Notably, it cited how in 2023, Bangladesh, the leading recipient of fossil fuel-prolonging funding between 2019 and 2023, received $1.1 billion more in fossil fuel-prolonging funding than total air quality funding, despite having the world’s highest annual mean concentrations of PM2.5 in 2022.

“It seems counterproductive to finance both fossil fuel-prolonging projects and air quality projects, because any air quality benefits that result will be at least partly counteracted by increased air pollution from fossil fuel sources,” the report said.

“However, the data shows this happening with some donors. For example, the Japan International Cooperation Agency scores highly as a funder for total air quality funding, but in recent years has also been responsible for significant fossil fuel-prolonging investments, including the Matarbari ultra super critical coal-fired power project in Bangladesh, which represented 56% of Bangladesh’s total fossil fuel-prolonging finance in 2023.”

‘Africa’s pollution challenge growing faster’

Senene added that there is no official benchmark for “adequate” clean-air funding for sub-Saharan Africa, but “it’s clear we’re nowhere close”. 

Even returning to 2022 levels of about $130 million would only restore the region’s previous baseline. To meet real need, funding would have to rise into the hundreds of millions — if not billions — each year. 

“The number matters less than the direction of travel. Africa’s cities are growing fast and the pollution challenge is growing faster. What’s vital now is that investment reaches the people breathing the dirtiest air and that donors use existing climate and health finance to deliver clean-air benefits, rather than creating another small pot that can vanish overnight.”

The authors urge governments and development banks to embed clean-air objectives in climate and development finance, direct more resources to regions like Africa and end aid that prolongs fossil fuel use.

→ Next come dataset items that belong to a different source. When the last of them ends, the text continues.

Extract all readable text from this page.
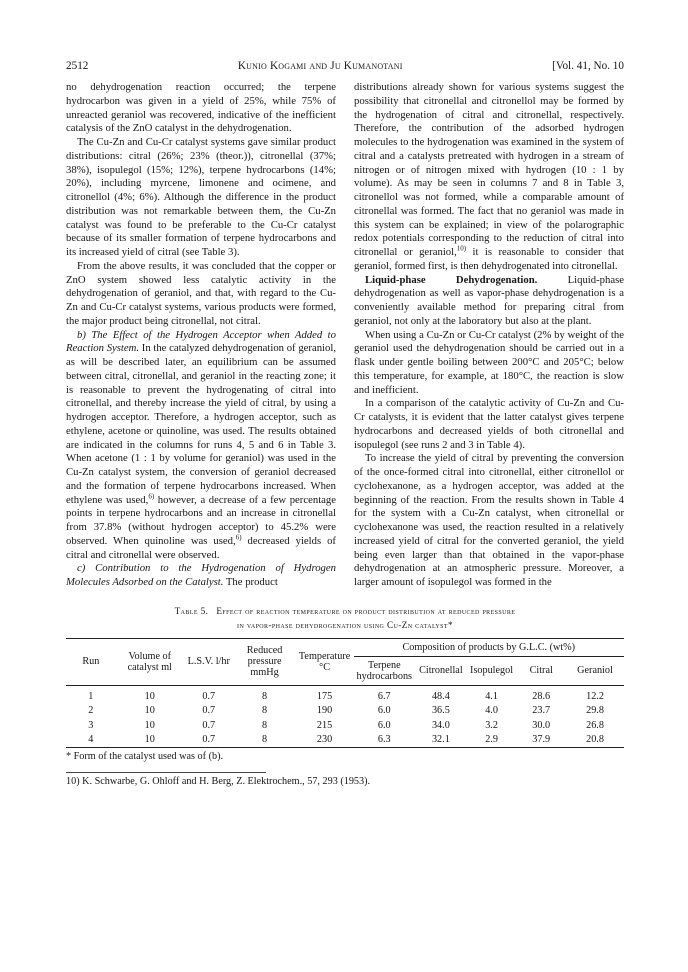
2512	Kunio Kogami and Ju Kumanotani	[Vol. 41, No. 10

no dehydrogenation reaction occurred; the terpene hydrocarbon was given in a yield of 25%, while 75% of unreacted geraniol was recovered, indicative of the inefficient catalysis of the ZnO catalyst in the dehydrogenation.

The Cu-Zn and Cu-Cr catalyst systems gave similar product distributions: citral (26%; 23% (theor.)), citronellal (37%; 38%), isopulegol (15%; 12%), terpene hydrocarbons (14%; 20%), including myrcene, limonene and ocimene, and citronellol (4%; 6%). Although the difference in the product distribution was not remarkable between them, the Cu-Zn catalyst was found to be preferable to the Cu-Cr catalyst because of its smaller formation of terpene hydrocarbons and its increased yield of citral (see Table 3).

From the above results, it was concluded that the copper or ZnO system showed less catalytic activity in the dehydrogenation of geraniol, and that, with regard to the Cu-Zn and Cu-Cr catalyst systems, various products were formed, the major product being citronellal, not citral.

b) The Effect of the Hydrogen Acceptor when Added to Reaction System. In the catalyzed dehydrogenation of geraniol, as will be described later, an equilibrium can be assumed between citral, citronellal, and geraniol in the reacting zone; it is reasonable to prevent the hydrogenating of citral into citronellal, and thereby increase the yield of citral, by using a hydrogen acceptor. Therefore, a hydrogen acceptor, such as ethylene, acetone or quinoline, was used. The results obtained are indicated in the columns for runs 4, 5 and 6 in Table 3. When acetone (1 : 1 by volume for geraniol) was used in the Cu-Zn catalyst system, the conversion of geraniol decreased and the formation of terpene hydrocarbons increased. When ethylene was used,$^{6)}$ however, a decrease of a few percentage points in terpene hydrocarbons and an increase in citronellal from 37.8% (without hydrogen acceptor) to 45.2% were observed. When quinoline was used,$^{6)}$ decreased yields of citral and citronellal were observed.

c) Contribution to the Hydrogenation of Hydrogen Molecules Adsorbed on the Catalyst. The product

distributions already shown for various systems suggest the possibility that citronellal and citronellol may be formed by the hydrogenation of citral and citronellal, respectively. Therefore, the contribution of the adsorbed hydrogen molecules to the hydrogenation was examined in the system of citral and a catalysts pretreated with hydrogen in a stream of nitrogen or of nitrogen mixed with hydrogen (10 : 1 by volume). As may be seen in columns 7 and 8 in Table 3, citronellol was not formed, while a comparable amount of citronellal was formed. The fact that no geraniol was made in this system can be explained; in view of the polarographic redox potentials corresponding to the reduction of citral into citronellal or geraniol,$^{10)}$ it is reasonable to consider that geraniol, formed first, is then dehydrogenated into citronellal.

Liquid-phase Dehydrogenation. Liquid-phase dehydrogenation as well as vapor-phase dehydrogenation is a conveniently available method for preparing citral from geraniol, not only at the laboratory but also at the plant.

When using a Cu-Zn or Cu-Cr catalyst (2% by weight of the geraniol used the dehydrogenation should be carried out in a flask under gentle boiling between 200°C and 205°C; below this temperature, for example, at 180°C, the reaction is slow and inefficient.

In a comparison of the catalytic activity of Cu-Zn and Cu-Cr catalysts, it is evident that the latter catalyst gives terpene hydrocarbons and decreased yields of both citronellal and isopulegol (see runs 2 and 3 in Table 4).

To increase the yield of citral by preventing the conversion of the once-formed citral into citronellal, either citronellol or cyclohexanone, as a hydrogen acceptor, was added at the beginning of the reaction. From the results shown in Table 4 for the system with a Cu-Zn catalyst, when citronellal or cyclohexanone was used, the reaction resulted in a relatively increased yield of citral for the converted geraniol, the yield being even larger than that obtained in the vapor-phase dehydrogenation at an atmospheric pressure. Moreover, a larger amount of isopulegol was formed in the

Table 5. Effect of reaction temperature on product distribution at reduced pressure
in vapor-phase dehydrogenation using Cu-Zn catalyst*
Run	Volume of catalyst ml	L.S.V. l/hr	Reduced pressure mmHg	Temperature °C	Composition of products by G.L.C. (wt%)				
					Terpene hydrocarbons	Citronellal	Isopulegol	Citral	Geraniol
1	10	0.7	8	175	6.7	48.4	4.1	28.6	12.2
2	10	0.7	8	190	6.0	36.5	4.0	23.7	29.8
3	10	0.7	8	215	6.0	34.0	3.2	30.0	26.8
4	10	0.7	8	230	6.3	32.1	2.9	37.9	20.8
* Form of the catalyst used was of (b).
10) K. Schwarbe, G. Ohloff and H. Berg, Z. Elektrochem., 57, 293 (1953).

Senene highlighted the air quality toolkit for development finance institutions, which was launched in April and endorsed by key institutions. 

“It shows how integrating clean air into climate and development projects can deliver multiple benefits — better health, stronger economies and faster climate action — without requiring new streams of finance.”

He added that the launch of the Africa clean-air plan earlier this year provides a framework for donors to support regional, national and local action.